Private credit continued to show strength this month

Additionally, treasuries have been softening, whereas Maple’s book of loans has added close to $172 million in thirty days, and this is highlighting a 13-14 percent increase to $1.45 billion on top of $4 billion in deposits (the biggest percentage is pointing to growth in the data) in precisely the same three-week window that BUIDL saw a bleed of $279 million. This cannot be termed a capital exit of the data in the form of the bond. This occurrence is a typical allocation shift that is taking place within the portfolio whereby a segment that is known for private debt takes in some of what Treasuries shed. 

Treasuries were delivering an average of a little less than 5 percent and this is a yield that’s lower compared to what typically has been the case over the past couple years. 

An investor who is rotating into that would almost surely not be trying to chase returns. It makes it absolutely difficult to justify unless some allocators had reason to think that the risk to a treasury is now standing greater relative to credit.
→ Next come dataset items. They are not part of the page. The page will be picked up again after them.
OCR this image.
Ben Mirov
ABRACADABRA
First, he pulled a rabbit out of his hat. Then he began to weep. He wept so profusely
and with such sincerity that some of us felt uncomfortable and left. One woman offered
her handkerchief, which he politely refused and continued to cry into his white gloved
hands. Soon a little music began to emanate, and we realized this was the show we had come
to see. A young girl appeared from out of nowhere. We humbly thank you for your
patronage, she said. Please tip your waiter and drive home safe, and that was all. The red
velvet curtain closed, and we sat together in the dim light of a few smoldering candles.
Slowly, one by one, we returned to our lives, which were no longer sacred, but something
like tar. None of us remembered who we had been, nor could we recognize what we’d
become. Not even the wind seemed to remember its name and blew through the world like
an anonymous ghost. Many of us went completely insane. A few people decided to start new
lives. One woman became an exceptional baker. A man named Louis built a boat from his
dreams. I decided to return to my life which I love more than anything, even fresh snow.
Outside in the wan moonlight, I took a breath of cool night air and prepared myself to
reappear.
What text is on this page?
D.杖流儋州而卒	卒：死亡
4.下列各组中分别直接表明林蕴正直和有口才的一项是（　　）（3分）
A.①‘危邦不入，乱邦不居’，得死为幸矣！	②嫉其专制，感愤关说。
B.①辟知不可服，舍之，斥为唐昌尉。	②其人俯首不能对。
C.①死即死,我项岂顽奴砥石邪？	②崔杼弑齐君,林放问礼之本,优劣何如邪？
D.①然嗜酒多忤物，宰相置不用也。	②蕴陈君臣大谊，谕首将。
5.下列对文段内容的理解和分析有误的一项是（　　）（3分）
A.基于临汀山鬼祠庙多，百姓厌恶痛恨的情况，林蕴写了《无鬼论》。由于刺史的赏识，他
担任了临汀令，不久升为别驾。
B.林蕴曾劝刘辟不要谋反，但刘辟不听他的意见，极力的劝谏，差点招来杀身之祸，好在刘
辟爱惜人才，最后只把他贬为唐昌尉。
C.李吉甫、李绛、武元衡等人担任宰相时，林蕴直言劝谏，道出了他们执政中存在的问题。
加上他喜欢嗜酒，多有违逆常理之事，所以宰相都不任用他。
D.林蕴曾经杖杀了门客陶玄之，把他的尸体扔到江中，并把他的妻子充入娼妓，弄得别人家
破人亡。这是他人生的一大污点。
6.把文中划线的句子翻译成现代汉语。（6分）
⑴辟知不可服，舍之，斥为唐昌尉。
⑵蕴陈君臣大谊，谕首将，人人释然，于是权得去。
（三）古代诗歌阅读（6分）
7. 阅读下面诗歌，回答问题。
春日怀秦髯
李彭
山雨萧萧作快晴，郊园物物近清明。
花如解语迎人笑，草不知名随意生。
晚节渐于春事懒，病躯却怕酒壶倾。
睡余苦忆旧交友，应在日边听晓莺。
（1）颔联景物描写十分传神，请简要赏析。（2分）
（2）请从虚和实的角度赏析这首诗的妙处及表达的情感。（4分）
June’s dip is indicating something that can’t be ignored

$9.7 billion aggregate with a growth of 68 percent YoY appears to be a clean uptrend but that is not the case. Ondo pretty much quadrupled, and relative to that, BUIDL had lost a quarter of its value, BENJI went nowhere, and Maple had seen some acceleration.

June’s dip doesn’t indicate that treasuries have fallen out of favor. It took place simply because BlackRock’s BUIDL declined more rapidly than Ondo grew that month; on the other side, Maple’s credit growth made up some of the difference. The question of whether the dip turns towards a longer trend or BUIDL is just settling back down, followed by an exceptionally robust 2025 is one that the market participants will get to know only after watching the upcoming two or three months.